All extensions must be secure, without viruses, malware, or vulnerabilities. That’s why we review the source code of each extension or theme submitted to our marketplace.
Actually I don't think reviewing code is necessary for this - you over-control this.
1. vendors can simply submit one copy and sell another copy of plugin - you can't control, but you have to take responsibilities - e.g you guaranteed to the public that this plugin is viruses-free and if customers found the virus, you need to explain, it will become your fault.
2. most of the vendors don't like to submit the code - although you replied "code won't get published", or "only I review the code", you have to explain "how will you protect other company's asset?" "will the code be stored safely? how to prove it if you say yes?" "How will you prevent the code won't get leaked to outside? will the approach be audited by 3rd party?" "How can you guarantee the nop team won't use my code?

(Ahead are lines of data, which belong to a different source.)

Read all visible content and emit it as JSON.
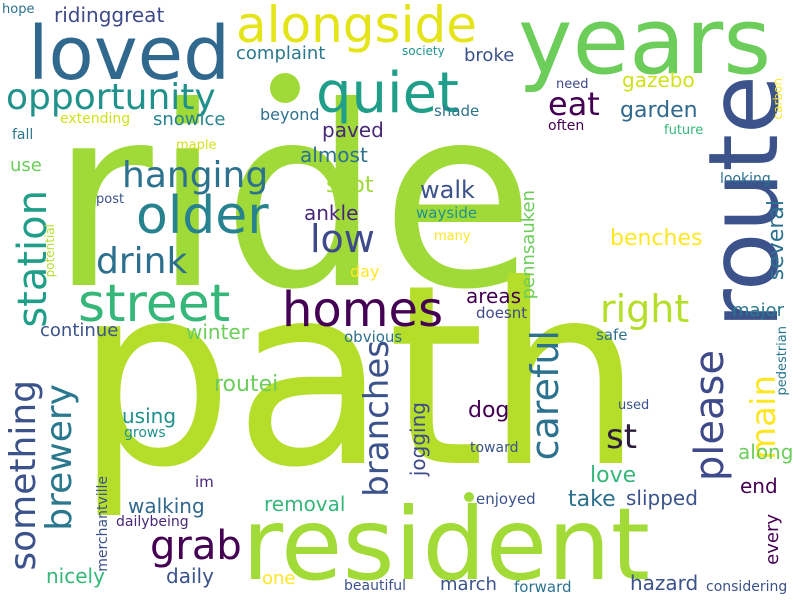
{
  "words": {
    "ride": {
      "text": "ride",
      "color": "#a0da39"
    },
    "path": {
      "text": "path",
      "color": "#b5de2b"
    },
    "resident": {
      "text": "resident",
      "color": "#a2da37"
    },
    "years": {
      "text": "years",
      "color": "#6ccd5a"
    },
    "route": {
      "text": "route",
      "color": "#3b528b"
    },
    "loved": {
      "text": "loved",
      "color": "#31688e"
    },
    "alongside": {
      "text": "alongside",
      "color": "#e5e419"
    },
    "quiet": {
      "text": "quiet",
      "color": "#1f9e89"
    },
    "opportunity": {
      "text": "opportunity",
      "color": "#21918c"
    },
    "older": {
      "text": "older",
      "color": "#26828e"
    },
    "street": {
      "text": "street",
      "color": "#35b779"
    },
    "homes": {
      "text": "homes",
      "color": "#440154"
    },
    "hanging": {
      "text": "hanging",
      "color": "#2c728e"
    },
    "drink": {
      "text": "drink",
      "color": "#2d708e"
    },
    "low": {
      "text": "low",
      "color": "#3e4a89"
    },
    "station": {
      "text": "station",
      "color": "#1f9e89"
    },
    "something": {
      "text": "something",
      "color": "#3b528b"
    },
    "brewery": {
      "text": "brewery",
      "color": "#2a788e"
    },
    "branches": {
      "text": "branches",
      "color": "#3b528b"
    },
    "careful": {
      "text": "careful",
      "color": "#2c728e"
    },
    "please": {
      "text": "please",
      "color": "#3e4a89"
    },
    "main": {
      "text": "main",
      "color": "#fde725"
    },
    "right": {
      "text": "right",
      "color": "#b5de2b"
    },
    "st": {
      "text": "st",
      "color": "#2d1e3e"
    },
    "grab": {
      "text": "grab",
      "color": "#440154"
    },
    "eat": {
      "text": "eat",
      "color": "#440154"
    },
    "garden": {
      "text": "garden",
      "color": "#31688e"
    },
    "gazebo": {
      "text": "gazebo",
      "color": "#d0e11c"
    },
    "ridinggreat": {
      "text": "ridinggreat",
      "color": "#3e4a89"
    },
    "complaint": {
      "text": "complaint",
      "color": "#2a788e"
    },
    "broke": {
      "text": "broke",
      "color": "#3b528b"
    },
    "extending": {
      "text": "extending",
      "color": "#d0e11c"
    },
    "snowice": {
      "text": "snowice",
      "color": "#26828e"
    },
    "beyond": {
      "text": "beyond",
      "color": "#2d708e"
    },
    "paved": {
      "text": "paved",
      "color": "#482878"
    },
    "almost": {
      "text": "almost",
      "color": "#2c728e"
    },
    "shade": {
      "text": "shade",
      "color": "#2c728e"
    },
    "often": {
      "text": "often",
      "color": "#440154"
    },
    "future": {
      "text": "future",
      "color": "#35b779"
    },
    "carbon": {
      "text": "carbon",
      "color": "#fde725"
    },
    "need": {
      "text": "need",
      "color": "#3e4a89"
    },
    "spot": {
      "text": "spot",
      "color": "#a0da39"
    },
    "walk": {
      "text": "walk",
      "color": "#3b528b"
    },
    "ankle": {
      "text": "ankle",
      "color": "#482878"
    },
    "wayside": {
      "text": "wayside",
      "color": "#21918c"
    },
    "pennsauken": {
      "text": "pennsauken",
      "color": "#6ccd5a"
    },
    "benches": {
      "text": "benches",
      "color": "#fde725"
    },
    "several": {
      "text": "several",
      "color": "#2c728e"
    },
    "looking": {
      "text": "looking",
      "color": "#2c728e"
    },
    "many": {
      "text": "many",
      "color": "#fde725"
    },
    "day": {
      "text": "day",
      "color": "#fde725"
    },
    "areas": {
      "text": "areas",
      "color": "#440154"
    },
    "doesnt": {
      "text": "doesnt",
      "color": "#3e4a89"
    },
    "major": {
      "text": "major",
      "color": "#2a788e"
    },
    "continue": {
      "text": "continue",
      "color": "#3b528b"
    },
    "winter": {
      "text": "winter",
      "color": "#6ccd5a"
    },
    "obvious": {
      "text": "obvious",
      "color": "#2d708e"
    },
    "safe": {
      "text": "safe",
      "color": "#2d708e"
    },
    "pedestrian": {
      "text": "pedestrian",
      "color": "#2a788e"
    },
    "routei": {
      "text": "routei",
      "color": "#6ccd5a"
    },
    "along": {
      "text": "along",
      "color": "#6ccd5a"
    },
    "dog": {
      "text": "dog",
      "color": "#440154"
    },
    "jogging": {
      "text": "jogging",
      "color": "#3e4a89"
    },
    "using": {
      "text": "using",
      "color": "#21918c"
    },
    "grows": {
      "text": "grows",
      "color": "#21918c"
    },
    "used": {
      "text": "used",
      "color": "#3b528b"
    },
    "toward": {
      "text": "toward",
      "color": "#3b528b"
    },
    "love": {
      "text": "love",
      "color": "#35b779"
    },
    "end": {
      "text": "end",
      "color": "#440154"
    },
    "take": {
      "text": "take",
      "color": "#2d708e"
    },
    "slipped": {
      "text": "slipped",
      "color": "#3b528b"
    },
    "every": {
      "text": "every",
      "color": "#440154"
    },
    "walking": {
      "text": "walking",
      "color": "#31688e"
    },
    "removal": {
      "text": "removal",
      "color": "#35b779"
    },
    "im": {
      "text": "im",
      "color": "#482878"
    },
    "enjoyed": {
      "text": "enjoyed",
      "color": "#3b528b"
    },
    "merchantville": {
      "text": "merchantville",
      "color": "#3b528b"
    },
    "dailybeing": {
      "text": "dailybeing",
      "color": "#482878"
    },
    "nicely": {
      "text": "nicely",
      "color": "#35b779"
    },
    "daily": {
      "text": "daily",
      "color": "#3b528b"
    },
    "one": {
      "text": "one",
      "color": "#fde725"
    },
    "march": {
      "text": "march",
      "color": "#3b528b"
    },
    "hazard": {
      "text": "hazard",
      "color": "#3b528b"
    },
    "beautiful": {
      "text": "beautiful",
      "color": "#3b528b"
    },
    "forward": {
      "text": "forward",
      "color": "#2c728e"
    },
    "considering": {
      "text": "considering",
      "color": "#3b528b"
    },
    "hope": {
      "text": "hope",
      "color": "#2c728e"
    },
    "society": {
      "text": "society",
      "color": "#21918c"
    },
    "fall": {
      "text": "fall",
      "color": "#2a788e"
    },
    "use": {
      "text": "use",
      "color": "#6ccd5a"
    },
    "maple": {
      "text": "maple",
      "color": "#d0e11c"
    },
    "post": {
      "text": "post",
      "color": "#3b528b"
    },
    "potential": {
      "text": "potential",
      "color": "#b5de2b"
    }
  },
  "colors": {
    "background": "#ffffff",
    "dot_large": "#a0da39",
    "dot_small": "#a0da39"
  }
}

I don't talk about if you have time to review all code - I assume you have tool to do it, but you have to explain all these kind of questions, in addition, you have to prepare the NDA to all vendors to sign, agree that the vendors can take legal actions when nop team leak or use vendor's company asset.

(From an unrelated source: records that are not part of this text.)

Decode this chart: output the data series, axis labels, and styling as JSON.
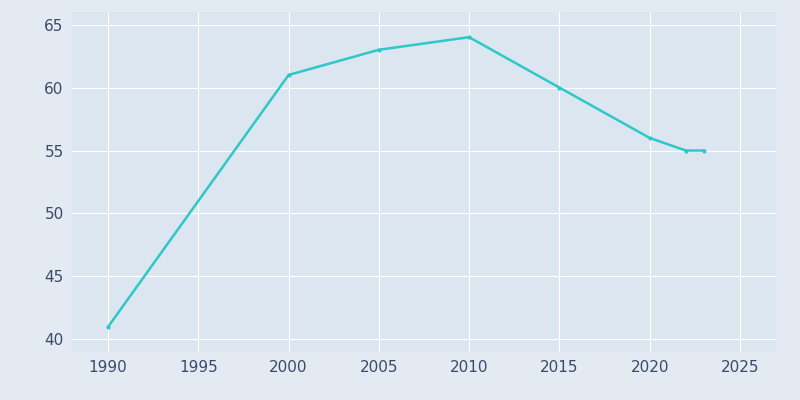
{
  "years": [
    1990,
    2000,
    2005,
    2010,
    2015,
    2020,
    2022,
    2023
  ],
  "population": [
    41,
    61,
    63,
    64,
    60,
    56,
    55,
    55
  ],
  "line_color": "#2EC8C8",
  "bg_color": "#E3EAF2",
  "axes_bg_color": "#DCE6F0",
  "grid_color": "#FFFFFF",
  "tick_label_color": "#3A4A6B",
  "xlim": [
    1988,
    2027
  ],
  "ylim": [
    39,
    66
  ],
  "yticks": [
    40,
    45,
    50,
    55,
    60,
    65
  ],
  "xticks": [
    1990,
    1995,
    2000,
    2005,
    2010,
    2015,
    2020,
    2025
  ],
  "linewidth": 1.8,
  "tick_fontsize": 11
}
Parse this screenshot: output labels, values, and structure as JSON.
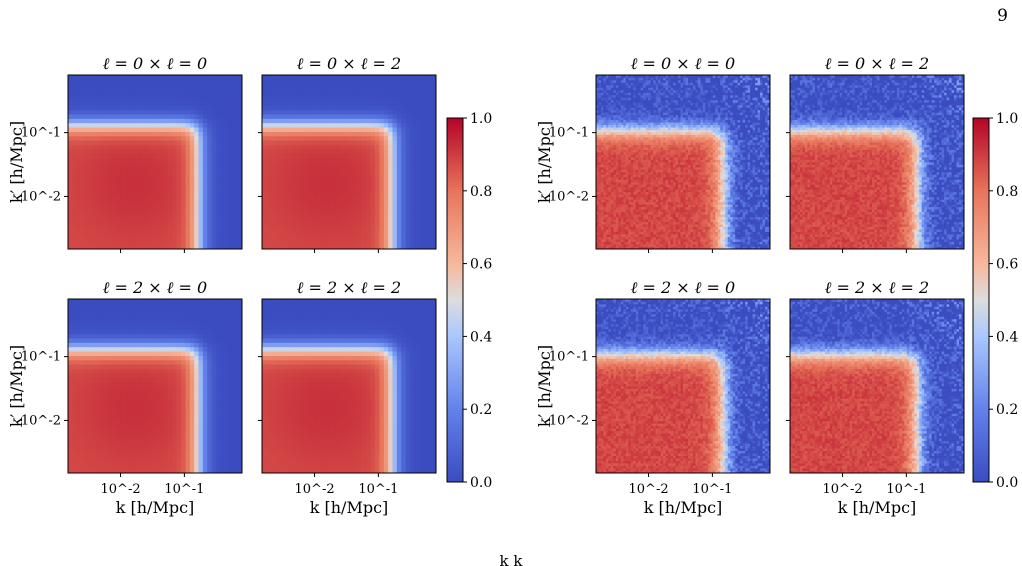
{
  "page": {
    "page_number": "9",
    "caption_fragment": "k k"
  },
  "chart_data": {
    "type": "heatmap",
    "colormap": "coolwarm",
    "colorbar": {
      "min": 0.0,
      "max": 1.0,
      "ticks": [
        "0.0",
        "0.2",
        "0.4",
        "0.6",
        "0.8",
        "1.0"
      ]
    },
    "grid": false,
    "scale": {
      "x": "log",
      "y": "log"
    },
    "xlim": [
      0.0015,
      0.8
    ],
    "ylim": [
      0.0015,
      0.8
    ],
    "xlabel": "k [h/Mpc]",
    "ylabel": "k′ [h/Mpc]",
    "xtick_labels": [
      "10^-2",
      "10^-1"
    ],
    "ytick_labels": [
      "10^-1",
      "10^-2"
    ],
    "cutoff_k_approx": 0.15,
    "matrices": [
      {
        "group": "left",
        "style": "smooth",
        "panels": [
          {
            "title": "ℓ = 0 × ℓ = 0"
          },
          {
            "title": "ℓ = 0 × ℓ = 2"
          },
          {
            "title": "ℓ = 2 × ℓ = 0"
          },
          {
            "title": "ℓ = 2 × ℓ = 2"
          }
        ]
      },
      {
        "group": "right",
        "style": "noisy",
        "panels": [
          {
            "title": "ℓ = 0 × ℓ = 0"
          },
          {
            "title": "ℓ = 0 × ℓ = 2"
          },
          {
            "title": "ℓ = 2 × ℓ = 0"
          },
          {
            "title": "ℓ = 2 × ℓ = 2"
          }
        ]
      }
    ]
  }
}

3. suggestion: the intention is good, but to achieve the "without viruses, malware, or vulnerabilities", I think nop team only can do limited things within the nop site only, you can't control the plugins on other site or on the internet, so I suggest you set up a resolution center, allow customers to submit a dispute, just like PayPal does, by doing this you can give vendors lower ranking or higher ranking, or totally block vendors to this site, you can't control vendor's site but you can control this site.